DDL - 0 - Linear Regression

In a regression problem, given an input vector $x$ and it corresponding output $y$ , we have to design a model $y = f (x, θ)$ for some parameters $θ$ . The standing assumption of linear regression is that $y$ is measured noisily as a function of $x$ , where $y = w^{T} x + b + ϵ$ where $ϵ$ is drawn from a random variable with a gaussian (or normal) distribution with zero mean.
Equivalently, $ϵ = y - (w^{T} x + b)$ . allowing $\hat{y} = w^{T} x + b$ , we have that $y = \hat{y} + ϵ$ .
So the moment we see an input $x$ , through the deterministic affine function, we immediately also (implicitly) see $\hat{y}$ . Thus, the probability (density) of seeing a particular $y$ given the input $x$ is same as the probability of getting the noise $ϵ = y - \hat{y}$ .
that is, $$ p(y|\mathbf{x}) = p(\epsilon)$$

Therefore, since $ϵ$ is taking from a gaussian with zero mean, $$ p(y|\mathbf{x}) = \frac{1}{\sqrt{ 2\pi\sigma^2 }}e^{-1/2\sigma^2(y-(\mathbf{w}^T\mathbf{x} + b))^2}$$

So if we are given $n$ input vectors sampled independently as a matrix $X$ , then the probability of getting a vector of outputs $y$ given the input matrix $X$ is just the product of the independent probabilities of seeing $y^{(i)}$ given $x^{(i)}$ .
$P (y | X) = \prod_{i = 1}^{m} p (y^{(i)} | x^{(i)})$ .
We want to maximize this expression (the likelihood of seeing an output vector , equivalently, we have to minimize seeing the negative log likelihood, and ignoring the constants $π, σ$ which do not depend on the weights, we want to get: $w^{*}, b^{*} = \arg min_{w, b} \sum_{i = 1}^{m} (y^{(i)} - w^{T} x^{(i)} - b)^{2}$ .

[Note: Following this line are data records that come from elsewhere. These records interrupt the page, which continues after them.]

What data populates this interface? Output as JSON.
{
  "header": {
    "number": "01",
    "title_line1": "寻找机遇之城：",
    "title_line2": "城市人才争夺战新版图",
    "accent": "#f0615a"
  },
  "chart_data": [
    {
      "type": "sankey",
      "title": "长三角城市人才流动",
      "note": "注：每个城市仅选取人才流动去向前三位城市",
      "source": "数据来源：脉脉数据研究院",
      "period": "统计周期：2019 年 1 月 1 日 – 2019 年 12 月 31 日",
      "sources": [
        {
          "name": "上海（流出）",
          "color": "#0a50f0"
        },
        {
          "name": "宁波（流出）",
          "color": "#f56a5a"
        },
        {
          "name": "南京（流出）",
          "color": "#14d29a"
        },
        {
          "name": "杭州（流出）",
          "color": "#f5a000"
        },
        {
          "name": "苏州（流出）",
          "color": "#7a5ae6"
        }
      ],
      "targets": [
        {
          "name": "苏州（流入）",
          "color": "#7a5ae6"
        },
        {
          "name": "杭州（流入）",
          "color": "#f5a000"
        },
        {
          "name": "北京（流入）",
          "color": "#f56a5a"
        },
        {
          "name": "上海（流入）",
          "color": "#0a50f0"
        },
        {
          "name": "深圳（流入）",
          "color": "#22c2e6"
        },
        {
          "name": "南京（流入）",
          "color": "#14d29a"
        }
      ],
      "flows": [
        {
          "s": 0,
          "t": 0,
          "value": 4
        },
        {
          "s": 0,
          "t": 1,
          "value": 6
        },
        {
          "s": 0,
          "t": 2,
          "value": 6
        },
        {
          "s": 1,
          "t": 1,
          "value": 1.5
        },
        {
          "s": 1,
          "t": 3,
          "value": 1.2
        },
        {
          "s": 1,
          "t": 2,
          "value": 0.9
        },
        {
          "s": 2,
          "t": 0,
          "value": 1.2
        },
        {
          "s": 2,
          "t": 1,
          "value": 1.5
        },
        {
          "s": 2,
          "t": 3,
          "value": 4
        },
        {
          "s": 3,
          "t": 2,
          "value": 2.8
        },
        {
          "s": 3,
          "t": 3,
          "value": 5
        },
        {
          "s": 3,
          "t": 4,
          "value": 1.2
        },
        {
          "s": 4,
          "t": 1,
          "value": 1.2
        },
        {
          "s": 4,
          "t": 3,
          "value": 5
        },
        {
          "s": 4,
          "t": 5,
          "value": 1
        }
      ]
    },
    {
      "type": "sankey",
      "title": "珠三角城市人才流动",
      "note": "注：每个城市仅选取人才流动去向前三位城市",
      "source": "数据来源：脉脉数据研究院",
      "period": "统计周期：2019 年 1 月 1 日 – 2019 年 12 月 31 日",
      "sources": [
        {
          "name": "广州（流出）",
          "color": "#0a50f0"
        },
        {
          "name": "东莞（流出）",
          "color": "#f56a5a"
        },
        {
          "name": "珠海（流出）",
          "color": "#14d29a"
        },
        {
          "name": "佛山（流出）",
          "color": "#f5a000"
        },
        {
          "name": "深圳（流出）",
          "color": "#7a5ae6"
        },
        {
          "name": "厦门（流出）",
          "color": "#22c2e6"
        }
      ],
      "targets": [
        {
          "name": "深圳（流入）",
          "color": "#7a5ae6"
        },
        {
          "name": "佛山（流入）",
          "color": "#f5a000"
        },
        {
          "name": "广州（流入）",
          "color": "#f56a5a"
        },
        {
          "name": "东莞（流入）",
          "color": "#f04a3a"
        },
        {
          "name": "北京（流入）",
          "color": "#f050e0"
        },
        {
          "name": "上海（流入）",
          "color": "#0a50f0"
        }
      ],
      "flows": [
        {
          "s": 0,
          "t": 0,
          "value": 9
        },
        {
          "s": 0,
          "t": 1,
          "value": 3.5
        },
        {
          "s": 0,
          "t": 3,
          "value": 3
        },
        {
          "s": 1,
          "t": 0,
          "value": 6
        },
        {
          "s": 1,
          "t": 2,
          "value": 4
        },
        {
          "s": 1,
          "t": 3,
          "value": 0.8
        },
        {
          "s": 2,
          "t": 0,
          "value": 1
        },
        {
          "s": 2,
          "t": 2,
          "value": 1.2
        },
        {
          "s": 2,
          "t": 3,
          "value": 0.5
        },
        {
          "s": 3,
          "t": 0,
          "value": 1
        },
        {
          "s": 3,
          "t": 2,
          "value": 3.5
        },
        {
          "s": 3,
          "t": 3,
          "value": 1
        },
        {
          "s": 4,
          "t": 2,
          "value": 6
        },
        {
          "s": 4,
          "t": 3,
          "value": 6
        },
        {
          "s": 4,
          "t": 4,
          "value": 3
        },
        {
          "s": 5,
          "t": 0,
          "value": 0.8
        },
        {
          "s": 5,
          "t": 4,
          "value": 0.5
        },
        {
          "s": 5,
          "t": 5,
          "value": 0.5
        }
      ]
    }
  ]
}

The below sentence was taken from Deep Dive into Deep Learning:

It follows that minimizing the mean squared error is equivalent to the maximum likelihood estimation of a linear model under the assumption of additive Gaussian noise.

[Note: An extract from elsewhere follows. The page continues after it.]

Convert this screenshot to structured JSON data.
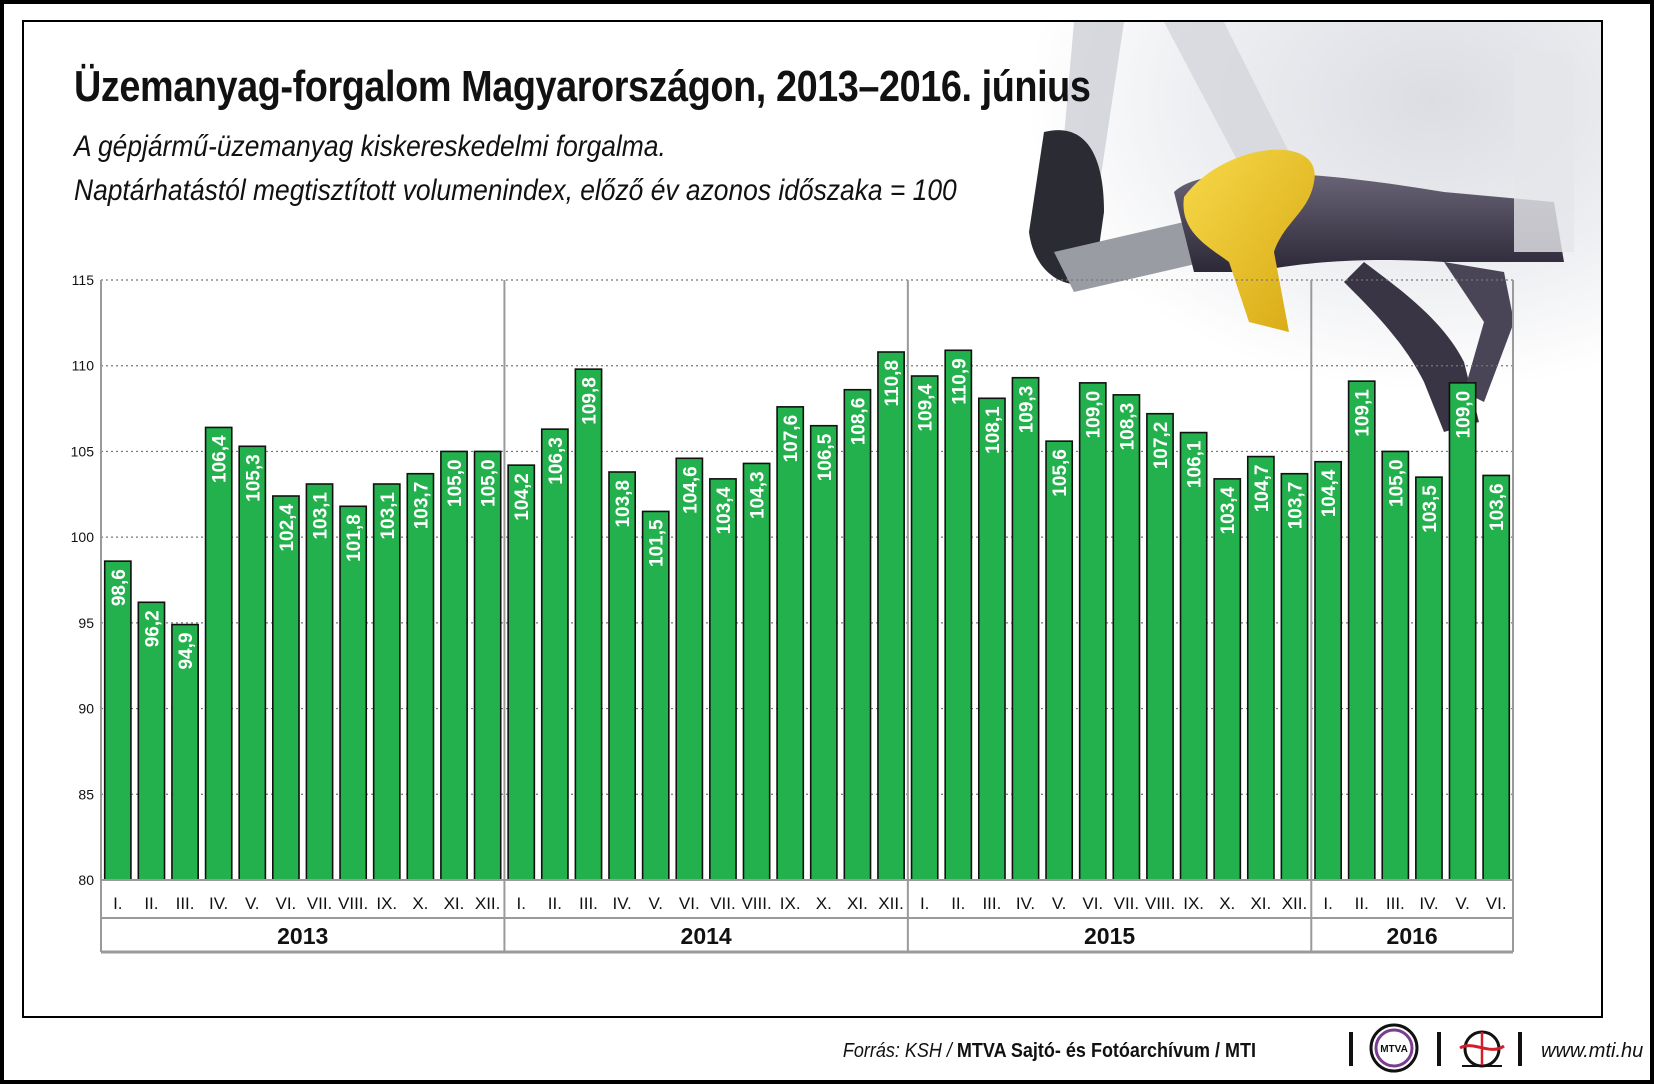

Let us do the following: let $x^{(i)} \in R^{d}$ , then allow $v^{(i)} = (x^{(i)}, 1) \in R^{d + 1}$ . where reach $v^{(i)}$ is a column vector, where we concatenate a $1$ after each $x^{(i)}$ .
Then the let the $d + 1 \times m$ matrix whose columns are $v^{(i)}$ be denoted as $V$ . let $θ = (w, b) \in R^{d + 1}$ .
Then we can write $\hat{y} = V^{T} θ$
Thus the goal is to minimize the squared norm of the error vector, ie we want $$\theta^* = \arg \min_{\theta} f(\theta) = \left(\lvert \lvert V^T\theta -\mathbf{y}\rvert \rvert_{2} \right)^2 $$ And doing some calculus, we find that the gradient vector of $f$ with respect to $θ$ , is given as : $$\partial_{\theta} f(\theta) = 2V(V^T\theta - \mathbf{y})$$

I apologize for not making $θ$ bold, it is indeed a vector. Anyway, we want the gradient to be the zero vector.
Therefore, we have $$ \theta^* =(VV^T)^{-1}(V\mathbf{y})$$
So The matrix $V V^{T}$ has to be invertible for our analytic solution. So the rows of $V$ must be linearly independent or something idk, either way, its far too restrictive. Basically In practice, some form of gradient descent is used, there is seldom any issue with deep networks minimizing loss on the training data, but generalization is often a bigger problem.